Poor sleep is one of the biggest drivers of the pain-fatigue cycle in hypermobility. Pain disrupts sleep, poor sleep lowers pain thresholds, which increases pain, and so on. Getting sleep architecture right, not just time in bed but sleep quality, matters significantly. Understanding sleep in hypermobility covers the causes and practical strategies in detail, including the roles of positioning, autonomic function, and the anxiety overlap.

Pacing

Pacing is the practice of managing activity levels to avoid boom-and-bust cycles, specifically periods of doing too much followed by crashes that can last days or weeks. It’s not about doing less; it’s about distributing energy and load more evenly. The evidence-based pacing guide for EDS and chronic pain is the place to start.

Flare Management

Flares are periods of increased symptoms: more pain, more fatigue, more instability. They can be triggered by physical overexertion, illness, stress, hormonal fluctuation, or sometimes nothing identifiable at all. Having a pre-planned response matters more than reacting to each flare from scratch. Managing EDS flare-ups covers what tends to help and what doesn’t.
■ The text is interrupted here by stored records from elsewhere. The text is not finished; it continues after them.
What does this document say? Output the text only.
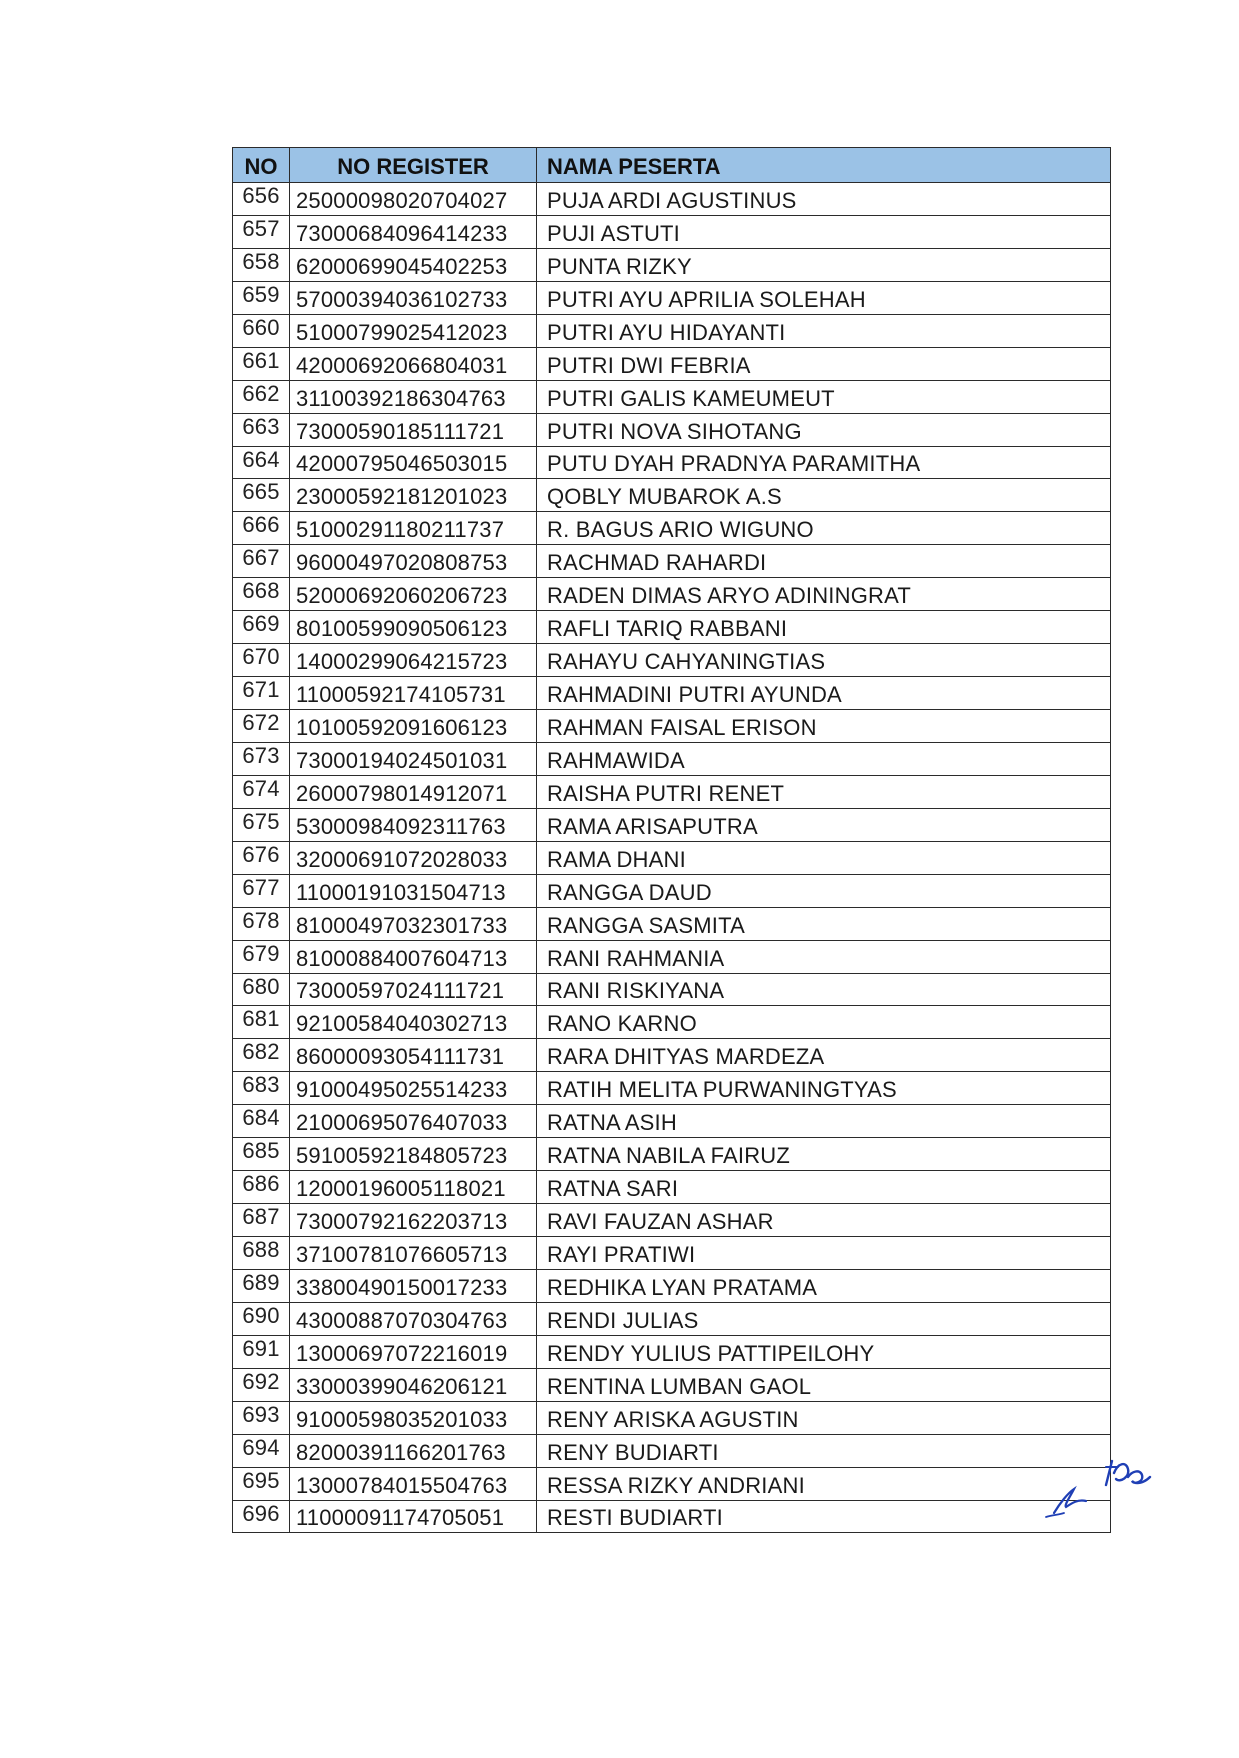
NO	NO REGISTER	NAMA PESERTA
656	25000098020704027	PUJA ARDI AGUSTINUS
657	73000684096414233	PUJI ASTUTI
658	62000699045402253	PUNTA RIZKY
659	57000394036102733	PUTRI AYU APRILIA SOLEHAH
660	51000799025412023	PUTRI AYU HIDAYANTI
661	42000692066804031	PUTRI DWI FEBRIA
662	31100392186304763	PUTRI GALIS KAMEUMEUT
663	73000590185111721	PUTRI NOVA SIHOTANG
664	42000795046503015	PUTU DYAH PRADNYA PARAMITHA
665	23000592181201023	QOBLY MUBAROK A.S
666	51000291180211737	R. BAGUS ARIO WIGUNO
667	96000497020808753	RACHMAD RAHARDI
668	52000692060206723	RADEN DIMAS ARYO ADININGRAT
669	80100599090506123	RAFLI TARIQ RABBANI
670	14000299064215723	RAHAYU CAHYANINGTIAS
671	11000592174105731	RAHMADINI PUTRI AYUNDA
672	10100592091606123	RAHMAN FAISAL ERISON
673	73000194024501031	RAHMAWIDA
674	26000798014912071	RAISHA PUTRI RENET
675	53000984092311763	RAMA ARISAPUTRA
676	32000691072028033	RAMA DHANI
677	11000191031504713	RANGGA DAUD
678	81000497032301733	RANGGA SASMITA
679	81000884007604713	RANI RAHMANIA
680	73000597024111721	RANI RISKIYANA
681	92100584040302713	RANO KARNO
682	86000093054111731	RARA DHITYAS MARDEZA
683	91000495025514233	RATIH MELITA PURWANINGTYAS
684	21000695076407033	RATNA ASIH
685	59100592184805723	RATNA NABILA FAIRUZ
686	12000196005118021	RATNA SARI
687	73000792162203713	RAVI FAUZAN ASHAR
688	37100781076605713	RAYI PRATIWI
689	33800490150017233	REDHIKA LYAN PRATAMA
690	43000887070304763	RENDI JULIAS
691	13000697072216019	RENDY YULIUS PATTIPEILOHY
692	33000399046206121	RENTINA LUMBAN GAOL
693	91000598035201033	RENY ARISKA AGUSTIN
694	82000391166201763	RENY BUDIARTI
695	13000784015504763	RESSA RIZKY ANDRIANI
696	11000091174705051	RESTI BUDIARTI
Does Hypermobility Get Worse With Age?

This is one of the most common questions, and the answer is complicated. Joint hypermobility itself, the raw laxity, tends to decrease with age as connective tissue stiffens. So in one sense, older people with hypermobility may become less hypermobile by the numbers. But that doesn’t mean the condition becomes easier to live with.

The cumulative effects of years of joint instability, repeated microtrauma, and chronic pain can mean that symptoms become more entrenched over time even as the Beighton score drops. Comorbidities may accumulate. The deconditioning cycle, if unchecked, can have significant long-term consequences.

The picture is also highly individual, and it isn’t uniformly negative. People who get good support early, who find the right exercise approach, and who manage the autonomic and sleep components often report meaningful improvements in quality of life, it’s not a single direction. A detailed look at ageing with EDS goes through what the evidence actually shows.

Getting the Right Support

One of the most consistent themes in hEDS and HSD is the difficulty of getting appropriate medical care. Diagnosis delays of a decade or more are not unusual [4]. Many patients have their symptoms attributed to anxiety, hypochondria, or deconditioning before a connective tissue problem is even considered. The mismatch between how disabling these conditions can be and how they’re often treated is a real problem.

Medical Trauma

Being dismissed, disbelieved, or mismanaged over years creates a particular kind of damage that sits alongside the physical condition itself. The impact of medical trauma in EDS addresses this directly, covering both the experience and what recovery from it can look like. This matters because medical trauma can make people reluctant to engage with practitioners even when good support is available.

Finding Practitioners Who Understand

Not all physiotherapists, GPs, or specialists have working knowledge of hEDS and HSD. This isn’t entirely their fault. It’s not well-covered in standard medical training, but it does mean that navigating the healthcare system requires some self-advocacy. Key things to look for in a physiotherapist: understanding that end-range loading is problematic, focus on stability and neuromuscular control rather than passive stretching, awareness of the autonomic and fatigue components, and experience with hypermobility patients specifically.

The same principles apply to other professionals. A pain specialist who doesn’t understand central sensitisation in connective tissue disorders, or a cardiologist who dismisses POTS as anxiety, is likely to cause more harm than good regardless of their individual expertise.

The Right Mental Model

Perhaps the most useful reframe for anyone newly diagnosed: this is a manageable condition, not a terminal one. The research on exercise response, pacing, and structured rehabilitation is genuinely encouraging. The challenge is finding the right level of support and building a management strategy that addresses the whole picture, not just one joint at a time.